Sometimes, in the darkest moments, I wonder if there is a larger punishment out there waiting for me, something far worse and more horrible than these hangovers. One I can’t yet conceive of because it is still being cooked up to account for a lifetime of miracles, of hubris, of taking from where I shouldn’t. Sometimes I wonder if that punishment is close, but then I wake up to heal another day. And then I am left to wonder, how many more healing days do I have left?

“Faker!”

I open my eyes. It feels like I’ve woken from a trance. My vision is blurred.

The soccer girls’ heads shoot up from their phones.

“Faker! She’s a faker!”

The words grow clearer, louder, marching toward me from a distance. I turn toward the voice.
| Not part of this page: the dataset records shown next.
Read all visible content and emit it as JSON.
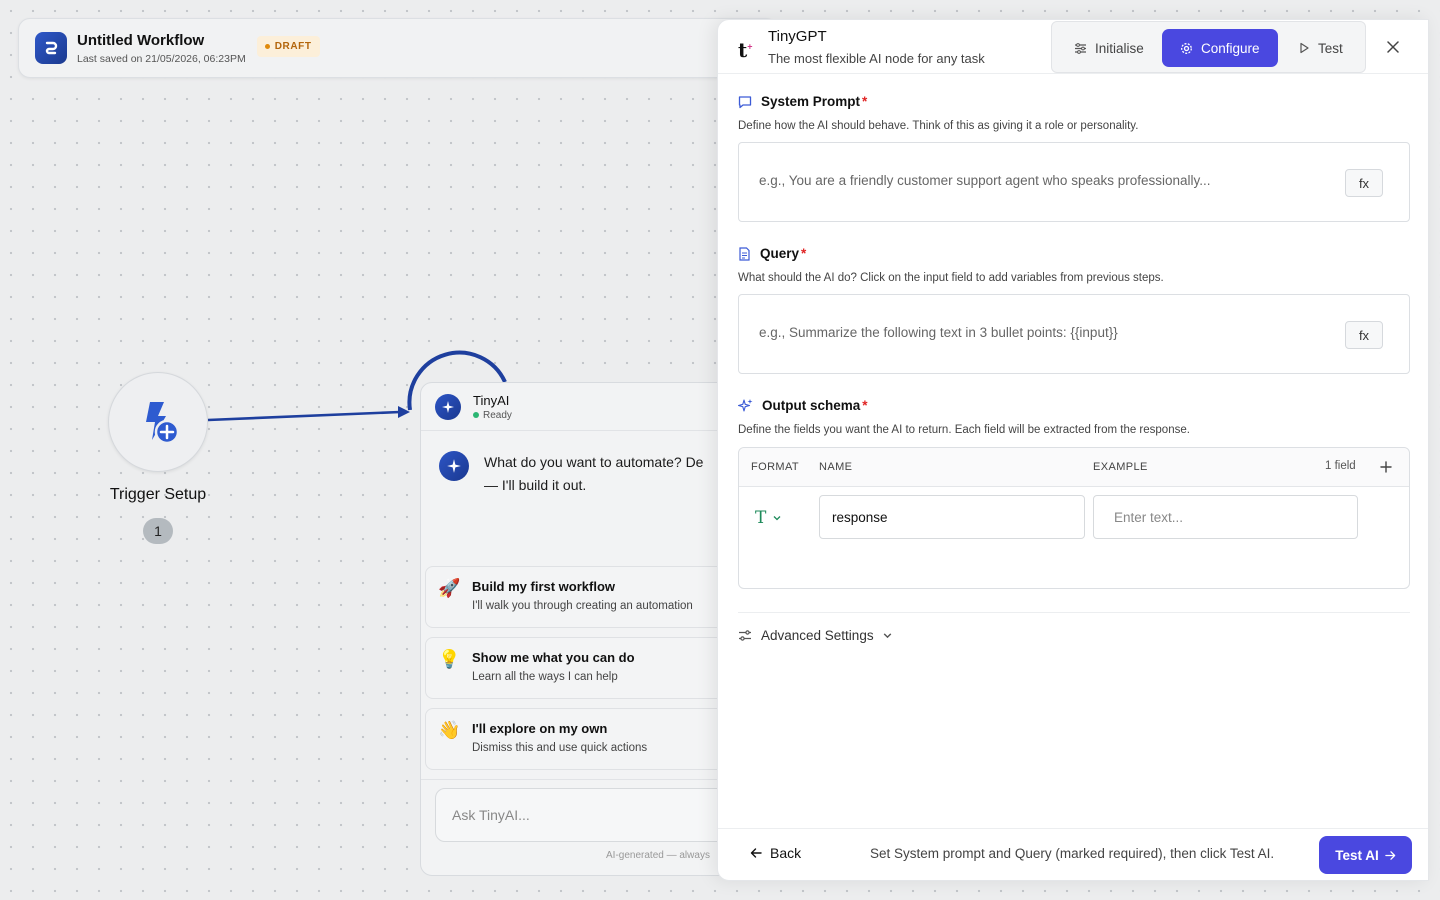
{
  "workflow": {
    "title": "Untitled Workflow",
    "last_saved": "Last saved on 21/05/2026, 06:23PM",
    "status_badge": "DRAFT",
    "logo_icon": "workflow-logo-icon"
  },
  "canvas": {
    "trigger": {
      "label": "Trigger Setup",
      "count": "1",
      "icon": "lightning-plus-icon"
    },
    "chat": {
      "name": "TinyAI",
      "status": "Ready",
      "message": "What do you want to automate? Describe it — I'll build it out.",
      "message_line1": "What do you want to automate? De",
      "message_line2": "— I'll build it out.",
      "suggestions": [
        {
          "emoji": "🚀",
          "title": "Build my first workflow",
          "desc": "I'll walk you through creating an automation"
        },
        {
          "emoji": "💡",
          "title": "Show me what you can do",
          "desc": "Learn all the ways I can help"
        },
        {
          "emoji": "👋",
          "title": "I'll explore on my own",
          "desc": "Dismiss this and use quick actions"
        }
      ],
      "input_placeholder": "Ask TinyAI...",
      "footer_note": "AI-generated — always"
    }
  },
  "panel": {
    "logo": "t",
    "title": "TinyGPT",
    "subtitle": "The most flexible AI node for any task",
    "tabs": [
      {
        "label": "Initialise",
        "icon": "sliders-icon",
        "active": false
      },
      {
        "label": "Configure",
        "icon": "gear-icon",
        "active": true
      },
      {
        "label": "Test",
        "icon": "play-icon",
        "active": false
      }
    ],
    "system_prompt": {
      "label": "System Prompt",
      "required": "*",
      "desc": "Define how the AI should behave. Think of this as giving it a role or personality.",
      "placeholder": "e.g., You are a friendly customer support agent who speaks professionally...",
      "fx": "fx"
    },
    "query": {
      "label": "Query",
      "required": "*",
      "desc": "What should the AI do? Click on the input field to add variables from previous steps.",
      "placeholder": "e.g., Summarize the following text in 3 bullet points: {{input}}",
      "fx": "fx"
    },
    "output_schema": {
      "label": "Output schema",
      "required": "*",
      "desc": "Define the fields you want the AI to return. Each field will be extracted from the response.",
      "columns": {
        "format": "FORMAT",
        "name": "NAME",
        "example": "EXAMPLE"
      },
      "field_count": "1 field",
      "rows": [
        {
          "format": "T",
          "name": "response",
          "example_placeholder": "Enter text..."
        }
      ]
    },
    "advanced_settings": "Advanced Settings",
    "footer": {
      "back": "Back",
      "hint": "Set System prompt and Query (marked required), then click Test AI.",
      "test_button": "Test AI"
    }
  },
  "colors": {
    "accent": "#4a48e0",
    "draft_bg": "#fcefd9",
    "draft_text": "#b3650b",
    "required": "#e02424",
    "edge": "#1e3f9e"
  }
}
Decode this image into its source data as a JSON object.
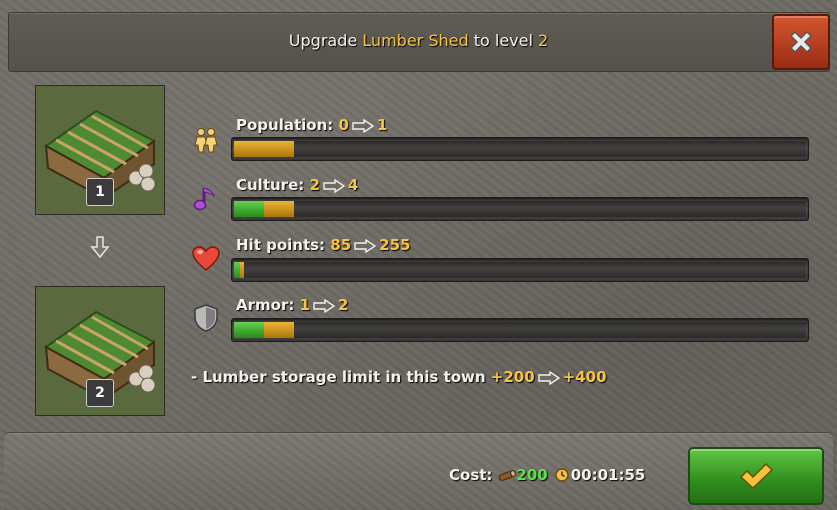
{
  "header": {
    "title_prefix": "Upgrade",
    "building_name": "Lumber Shed",
    "title_mid": "to level",
    "target_level": "2"
  },
  "buildings": [
    {
      "level_badge": "1"
    },
    {
      "level_badge": "2"
    }
  ],
  "stats": [
    {
      "icon": "population-icon",
      "label": "Population:",
      "from": "0",
      "to": "1",
      "current_fraction": 0.0,
      "new_fraction": 0.105
    },
    {
      "icon": "culture-icon",
      "label": "Culture:",
      "from": "2",
      "to": "4",
      "current_fraction": 0.053,
      "new_fraction": 0.105
    },
    {
      "icon": "heart-icon",
      "label": "Hit points:",
      "from": "85",
      "to": "255",
      "current_fraction": 0.01,
      "new_fraction": 0.018
    },
    {
      "icon": "shield-icon",
      "label": "Armor:",
      "from": "1",
      "to": "2",
      "current_fraction": 0.053,
      "new_fraction": 0.105
    }
  ],
  "extra_effect": {
    "text": "- Lumber storage limit in this town",
    "from": "+200",
    "to": "+400"
  },
  "footer": {
    "cost_label": "Cost:",
    "lumber_cost": "200",
    "build_time": "00:01:55"
  },
  "colors": {
    "highlight": "#f6c342",
    "bar_gold": "#d49e27",
    "bar_green": "#46b234",
    "cost_green": "#5fe04a"
  }
}
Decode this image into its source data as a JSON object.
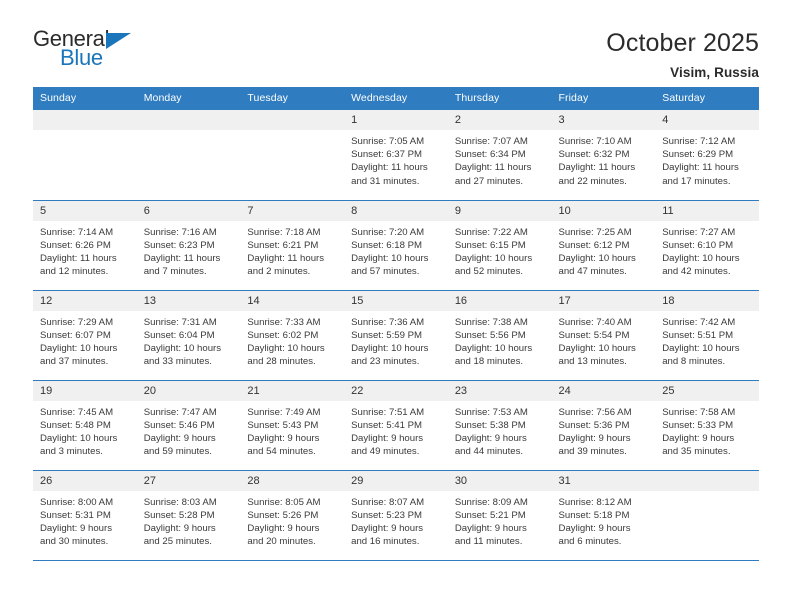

“Marlena the Saint is no saint. She’s a liar!”

Murmurs and gasps swirl through the church like pollution in the sea. My vision clears. I see the person who is shouting. Mrs. Jacobs. It’s Mrs. Jacobs.

“I’ve brought proof,” she yells.

Nine, no, maybe ten people stand up. I don’t recognize any of them, not outright, though a few seem vaguely familiar. I head in their direction, and I see José and Mama doing the same from their corners of the room, but the crowd is thick and they are struggling to move forward. I make sure to get there first.

“Good afternoon, Mrs. Jacobs,” I say quietly, looking into her face, trying to read her expression. There is triumph in her eyes.

My greeting seems to unsettle her, and her expression falters, her face growing blank before returning to its fiery red righteousness.

“Marlena,” she says, this time without yelling.

“Yes.”

“I’ve brought some people you supposedly cured.”

My heart clenches, but I remain steady, the weight of my gown on either side of me like scaffolding. “Supposedly?”

“Yes, supposedly, because you didn’t cure them. They suffer just as much as before. And one of them has since died. Your gift is one big lie.”

I look into the faces of the people around her, tempted to touch the hands of each one to try and read their souls, their pain, their sicknesses. I search their eyes and the space between them as though the ghost of the person Mrs. Jacobs said has died might be hovering there.